Quick update for today, since I don’t have any eyecandy to show:

Boom Deployer
We sourced most of the rest of the boom deployer structural/drive components, so that we should have parts in tomorrow to assemble. Sheet metal will be coming in from San Jose, Plastic parts being fabbed here in Louisville, and some drive components coming in from Wayne in Mojave. We got the 6-cell (22.2V) LiPo battery in, the rotary position feedback sensors, and the Casio Exilim ZR100 high-speed camera in today. Right now there is only one machined piece we don’t have sourced yet for tomorrow, and we barely missed the McMaster cutoff for some of the drive hardware (fasteners, belts and pulleys, bearing blocks, etc). A friend who has done a lot of aerospace work in the area gave us some leads on local machinists that can do short leadtime work, so we’ll probably see if there’s someone that can turn around that one piece we need tomorrow. We’ll also hit up some of the hardware stores around here like Fastenal and McGuckins to see if we can get the pieces we need to start putting the boom deployer together. We don’t have everything in place yet, but I really want to have the boom deploying from the deployer tomorrow evening or Saturday at the latest.

Gripper Work
We had a mini design review for the flight gripper today and caught some issues we wanted to fix before sending the parts out for fab. AJ worked on that this evening, and we should be doing a design review in the morning, and getting Wayne started on those pieces tomorrow.

Office Logistics
I also ended up spending a decent chunk of time on office logistics this morning–getting the office organized enough that we could function well, getting bookkeeping caught up and bills paid, etc. Boring crap, but boring crap that makes the important stuff possible.

Test Planning
We also did a lot of test planning on what we need to be doing to practice for this Zero-G flight and maximize our odds of making this flight work successfully. We decided to do a backup that will cross-train with us in case one of us gets sick or can’t make the flight for some reason.

Anyhow, laid a lot of groundwork, and actually got a ton of things done today, but tomorrow and Saturday are going to be the big integration days. Oh, and Forrest is getting in tonight, and will be in in the morning. And we have a great camera so hopefully we’ll have a lot more pictures and videos tomorrow…and I’ll try not to be blogging around midnight…

3 Responses
  1. Bennett Dawson

    Exciting stuff, Jon! The specs on the camera are impressive. Will you be shooting in slow motion video or high speed still frames? Perhaps switching from one mode to the other for alternate parabolas? Amazing what $300 will get you these days. Moores Law for digital cameras…

    I like the idea of an alternate “just in case”. Having that base covered insures that the two main players will be up to the task. I look forward to watching this flight play out.

    Best of luck!

  2. Richard Carpenter

    I can’t stress enough that you are proficient at every phase of your experiment. Your team will be disoriented and virtually no work will be completed between parabolas except when we break to for course reversals.
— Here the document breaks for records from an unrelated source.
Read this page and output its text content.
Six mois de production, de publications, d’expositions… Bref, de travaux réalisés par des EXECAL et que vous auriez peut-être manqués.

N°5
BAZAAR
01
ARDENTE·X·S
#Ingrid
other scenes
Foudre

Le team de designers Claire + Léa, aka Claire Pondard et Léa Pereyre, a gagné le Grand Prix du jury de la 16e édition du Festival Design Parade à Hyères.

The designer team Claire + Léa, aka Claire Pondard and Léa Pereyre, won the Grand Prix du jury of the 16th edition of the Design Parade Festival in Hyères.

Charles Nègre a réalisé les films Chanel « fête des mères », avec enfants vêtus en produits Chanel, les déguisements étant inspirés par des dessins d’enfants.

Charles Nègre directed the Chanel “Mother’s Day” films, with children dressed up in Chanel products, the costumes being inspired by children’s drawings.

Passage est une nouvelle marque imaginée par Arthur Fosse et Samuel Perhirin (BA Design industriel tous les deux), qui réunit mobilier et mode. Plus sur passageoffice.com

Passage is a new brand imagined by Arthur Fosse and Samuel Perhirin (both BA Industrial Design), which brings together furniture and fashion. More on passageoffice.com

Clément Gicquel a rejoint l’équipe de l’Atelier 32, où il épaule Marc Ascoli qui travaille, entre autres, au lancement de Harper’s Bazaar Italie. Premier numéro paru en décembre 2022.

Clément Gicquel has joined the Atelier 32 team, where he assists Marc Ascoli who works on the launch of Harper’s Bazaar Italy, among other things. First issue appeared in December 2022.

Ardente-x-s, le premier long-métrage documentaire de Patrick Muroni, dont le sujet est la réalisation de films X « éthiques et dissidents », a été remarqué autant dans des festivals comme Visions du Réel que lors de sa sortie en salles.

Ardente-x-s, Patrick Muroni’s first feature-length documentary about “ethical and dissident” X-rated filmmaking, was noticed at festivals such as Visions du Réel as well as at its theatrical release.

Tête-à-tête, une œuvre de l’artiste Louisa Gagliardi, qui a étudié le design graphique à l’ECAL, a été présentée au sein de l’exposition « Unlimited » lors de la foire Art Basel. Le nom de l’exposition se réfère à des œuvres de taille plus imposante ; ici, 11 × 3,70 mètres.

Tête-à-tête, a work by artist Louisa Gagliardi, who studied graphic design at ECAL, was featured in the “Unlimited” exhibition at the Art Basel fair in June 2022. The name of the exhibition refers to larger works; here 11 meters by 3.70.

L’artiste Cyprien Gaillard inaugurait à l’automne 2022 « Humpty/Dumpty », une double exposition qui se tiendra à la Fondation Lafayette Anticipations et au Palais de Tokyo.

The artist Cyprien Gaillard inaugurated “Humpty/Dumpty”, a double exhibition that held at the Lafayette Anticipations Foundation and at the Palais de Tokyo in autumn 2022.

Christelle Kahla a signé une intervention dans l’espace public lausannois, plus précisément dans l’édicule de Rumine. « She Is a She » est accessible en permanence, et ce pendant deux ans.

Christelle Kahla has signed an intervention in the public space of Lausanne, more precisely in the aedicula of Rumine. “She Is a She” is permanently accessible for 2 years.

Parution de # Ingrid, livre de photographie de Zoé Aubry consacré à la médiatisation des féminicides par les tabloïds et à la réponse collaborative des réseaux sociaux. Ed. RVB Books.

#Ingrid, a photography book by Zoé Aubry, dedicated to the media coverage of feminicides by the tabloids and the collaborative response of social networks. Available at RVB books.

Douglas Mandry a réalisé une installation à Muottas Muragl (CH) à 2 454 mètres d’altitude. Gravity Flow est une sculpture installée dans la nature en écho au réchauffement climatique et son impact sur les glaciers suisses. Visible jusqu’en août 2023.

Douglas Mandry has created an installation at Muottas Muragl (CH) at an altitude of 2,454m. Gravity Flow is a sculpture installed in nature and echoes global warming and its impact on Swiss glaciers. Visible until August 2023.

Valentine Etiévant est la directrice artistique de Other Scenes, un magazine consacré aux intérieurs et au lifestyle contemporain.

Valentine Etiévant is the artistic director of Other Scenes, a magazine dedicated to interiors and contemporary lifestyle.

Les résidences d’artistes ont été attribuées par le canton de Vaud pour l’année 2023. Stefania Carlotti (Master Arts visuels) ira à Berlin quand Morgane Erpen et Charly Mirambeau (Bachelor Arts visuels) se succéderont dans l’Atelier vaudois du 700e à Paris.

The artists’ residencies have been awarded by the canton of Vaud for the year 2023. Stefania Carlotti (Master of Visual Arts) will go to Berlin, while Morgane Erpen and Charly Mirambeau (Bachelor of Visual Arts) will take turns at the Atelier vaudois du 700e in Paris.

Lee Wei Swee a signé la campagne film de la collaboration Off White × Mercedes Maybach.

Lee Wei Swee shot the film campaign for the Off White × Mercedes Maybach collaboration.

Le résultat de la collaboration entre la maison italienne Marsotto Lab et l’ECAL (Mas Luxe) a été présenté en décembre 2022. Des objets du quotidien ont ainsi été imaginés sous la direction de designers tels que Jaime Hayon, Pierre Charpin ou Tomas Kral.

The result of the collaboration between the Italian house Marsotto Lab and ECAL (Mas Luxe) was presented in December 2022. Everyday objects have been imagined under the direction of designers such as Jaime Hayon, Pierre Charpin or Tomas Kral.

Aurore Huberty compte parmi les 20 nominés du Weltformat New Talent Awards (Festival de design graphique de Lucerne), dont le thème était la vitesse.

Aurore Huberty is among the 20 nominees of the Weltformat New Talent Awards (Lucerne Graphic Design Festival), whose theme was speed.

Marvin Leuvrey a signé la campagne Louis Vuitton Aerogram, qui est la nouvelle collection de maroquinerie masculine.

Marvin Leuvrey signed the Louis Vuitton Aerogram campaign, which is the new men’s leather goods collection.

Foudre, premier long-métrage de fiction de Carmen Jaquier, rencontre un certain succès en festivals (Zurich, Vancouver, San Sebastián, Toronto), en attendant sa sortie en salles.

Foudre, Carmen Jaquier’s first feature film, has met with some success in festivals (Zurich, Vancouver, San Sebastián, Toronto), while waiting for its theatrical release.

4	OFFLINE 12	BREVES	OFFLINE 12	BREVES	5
You will not be able do do any fine work under 1.8g acceleration. You will be uncoordinated due to the weight of your arms alone. Try to minimize the motions required and coordinate is all in advance.

    You are going to have your heads down and involved in what you are doing. That will send even more confusing motion cues to your brain. The more movement you make in the early part of the flight, the more likely you will be ill in the latter.